Investigating the countryside, as architects, requires a zooming out of the city and the metropolis, which have become in the past decades, for the better and for the worse, the ecological niche (and the new Zeitgeist) of architecture. It implies stepping out into an extended field that seems both familiar and strange, and subject to rapid evolutions. Confronted to these radical transformations, architects usually explain them as the result of opposite processes: either a territorial conquest and extension of the Metropolis, or a dismantling of the metropolitan order that would ultimately lead to the emergence of new territorial figures and concepts. Slowly resurfacing into this debate are old ideas and hypotheses (ruralism, disurbanism, regionalism, etc.) that were more or less silenced by the explosion of Großstädte in the past decades.
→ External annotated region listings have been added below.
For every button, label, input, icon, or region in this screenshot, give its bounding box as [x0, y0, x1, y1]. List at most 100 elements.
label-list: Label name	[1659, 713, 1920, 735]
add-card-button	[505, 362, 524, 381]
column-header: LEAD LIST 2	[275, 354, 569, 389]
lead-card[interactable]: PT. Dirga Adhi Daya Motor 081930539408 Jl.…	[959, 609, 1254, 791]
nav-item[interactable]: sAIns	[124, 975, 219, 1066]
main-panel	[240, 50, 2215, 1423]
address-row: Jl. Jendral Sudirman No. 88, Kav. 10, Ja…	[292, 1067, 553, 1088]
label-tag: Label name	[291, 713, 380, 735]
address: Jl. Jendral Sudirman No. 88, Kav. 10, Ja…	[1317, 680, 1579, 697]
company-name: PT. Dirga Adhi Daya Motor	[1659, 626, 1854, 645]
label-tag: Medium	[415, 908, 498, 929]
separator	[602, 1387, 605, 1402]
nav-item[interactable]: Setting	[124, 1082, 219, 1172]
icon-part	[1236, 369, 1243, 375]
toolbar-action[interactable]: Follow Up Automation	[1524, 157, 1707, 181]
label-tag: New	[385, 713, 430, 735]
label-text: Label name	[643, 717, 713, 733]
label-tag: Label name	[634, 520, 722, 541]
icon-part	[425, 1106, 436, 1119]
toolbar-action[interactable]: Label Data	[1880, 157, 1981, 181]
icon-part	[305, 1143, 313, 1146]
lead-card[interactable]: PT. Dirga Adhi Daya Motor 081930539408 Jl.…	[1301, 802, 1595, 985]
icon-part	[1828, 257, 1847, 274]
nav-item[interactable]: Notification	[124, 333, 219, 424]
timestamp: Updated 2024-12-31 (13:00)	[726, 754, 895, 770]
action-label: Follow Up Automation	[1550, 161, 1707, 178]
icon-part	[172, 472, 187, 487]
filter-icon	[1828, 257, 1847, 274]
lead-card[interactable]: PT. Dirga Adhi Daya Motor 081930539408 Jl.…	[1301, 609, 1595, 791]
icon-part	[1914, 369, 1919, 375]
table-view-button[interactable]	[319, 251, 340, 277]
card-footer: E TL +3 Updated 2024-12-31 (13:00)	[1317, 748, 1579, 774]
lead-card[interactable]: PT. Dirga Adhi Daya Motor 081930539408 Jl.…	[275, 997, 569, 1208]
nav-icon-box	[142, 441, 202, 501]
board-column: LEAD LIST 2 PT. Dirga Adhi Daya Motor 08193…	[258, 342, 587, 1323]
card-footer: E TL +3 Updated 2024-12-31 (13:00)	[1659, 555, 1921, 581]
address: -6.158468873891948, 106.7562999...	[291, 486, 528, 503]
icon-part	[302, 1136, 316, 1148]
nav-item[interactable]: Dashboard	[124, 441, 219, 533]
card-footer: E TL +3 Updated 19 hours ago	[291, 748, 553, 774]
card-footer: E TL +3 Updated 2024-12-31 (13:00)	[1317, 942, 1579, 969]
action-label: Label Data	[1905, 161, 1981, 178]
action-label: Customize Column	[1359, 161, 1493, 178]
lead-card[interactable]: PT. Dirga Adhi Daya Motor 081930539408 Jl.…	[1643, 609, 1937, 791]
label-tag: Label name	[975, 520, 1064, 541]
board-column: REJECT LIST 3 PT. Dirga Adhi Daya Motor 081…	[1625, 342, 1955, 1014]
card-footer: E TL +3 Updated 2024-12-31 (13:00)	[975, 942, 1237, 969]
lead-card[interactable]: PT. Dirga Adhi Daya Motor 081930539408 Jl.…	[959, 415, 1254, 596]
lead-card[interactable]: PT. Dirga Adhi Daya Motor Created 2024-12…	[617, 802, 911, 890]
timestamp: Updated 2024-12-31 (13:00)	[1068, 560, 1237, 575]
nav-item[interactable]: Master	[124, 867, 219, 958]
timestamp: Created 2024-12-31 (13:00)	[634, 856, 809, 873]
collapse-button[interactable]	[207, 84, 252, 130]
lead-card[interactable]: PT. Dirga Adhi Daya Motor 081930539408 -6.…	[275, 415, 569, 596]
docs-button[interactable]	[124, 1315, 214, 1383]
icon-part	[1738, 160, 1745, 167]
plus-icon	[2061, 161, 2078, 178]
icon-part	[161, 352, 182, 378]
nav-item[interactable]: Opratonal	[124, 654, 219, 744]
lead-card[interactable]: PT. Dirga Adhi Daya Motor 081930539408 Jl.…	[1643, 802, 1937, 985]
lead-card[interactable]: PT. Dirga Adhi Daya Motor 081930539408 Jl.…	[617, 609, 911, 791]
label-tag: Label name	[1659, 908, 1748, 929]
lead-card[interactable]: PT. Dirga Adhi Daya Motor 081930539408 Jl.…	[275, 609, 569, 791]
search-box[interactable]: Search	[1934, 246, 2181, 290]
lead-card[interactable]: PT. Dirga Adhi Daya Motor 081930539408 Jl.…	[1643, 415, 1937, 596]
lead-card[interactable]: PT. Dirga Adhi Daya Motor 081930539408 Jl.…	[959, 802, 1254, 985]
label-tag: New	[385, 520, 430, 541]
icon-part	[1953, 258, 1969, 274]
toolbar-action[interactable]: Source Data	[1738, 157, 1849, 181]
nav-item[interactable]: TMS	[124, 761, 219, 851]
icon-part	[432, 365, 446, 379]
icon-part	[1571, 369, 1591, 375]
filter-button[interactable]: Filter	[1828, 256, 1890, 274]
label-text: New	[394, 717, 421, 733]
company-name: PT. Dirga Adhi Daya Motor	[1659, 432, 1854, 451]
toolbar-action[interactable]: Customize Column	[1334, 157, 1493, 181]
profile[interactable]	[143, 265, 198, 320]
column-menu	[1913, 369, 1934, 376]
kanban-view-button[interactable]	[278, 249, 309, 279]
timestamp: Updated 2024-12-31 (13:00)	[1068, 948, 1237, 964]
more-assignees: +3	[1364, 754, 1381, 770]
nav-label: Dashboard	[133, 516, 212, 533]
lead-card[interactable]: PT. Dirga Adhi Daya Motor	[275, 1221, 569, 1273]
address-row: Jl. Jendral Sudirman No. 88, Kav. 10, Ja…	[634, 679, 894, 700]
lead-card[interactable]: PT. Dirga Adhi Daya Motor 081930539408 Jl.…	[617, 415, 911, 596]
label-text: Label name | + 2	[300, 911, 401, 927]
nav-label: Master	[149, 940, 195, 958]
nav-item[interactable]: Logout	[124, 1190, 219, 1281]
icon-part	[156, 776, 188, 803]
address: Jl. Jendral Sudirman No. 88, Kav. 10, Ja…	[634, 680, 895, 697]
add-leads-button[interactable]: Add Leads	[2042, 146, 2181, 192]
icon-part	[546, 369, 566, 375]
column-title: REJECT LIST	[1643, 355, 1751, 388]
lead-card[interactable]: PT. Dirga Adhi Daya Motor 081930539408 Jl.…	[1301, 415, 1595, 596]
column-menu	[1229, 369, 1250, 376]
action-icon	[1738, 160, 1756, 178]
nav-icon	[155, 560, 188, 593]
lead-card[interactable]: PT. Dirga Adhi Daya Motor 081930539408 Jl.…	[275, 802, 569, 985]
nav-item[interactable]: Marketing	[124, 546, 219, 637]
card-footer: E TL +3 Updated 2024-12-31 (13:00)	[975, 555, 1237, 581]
The aim of our seminar will be to discuss these ideas again, and their resurgence, within the framework of a global history of the environment, and of the environmentalism which questions nowadays, as never before, the methods, tools and concepts of urbanism. In so doing, we will attempt to show that architecture is potentially rich of a considerable jurisprudence, both practical and theoretical, that could be revived as a significant contribution of the discipline to elucidating “the present environmental predicament”.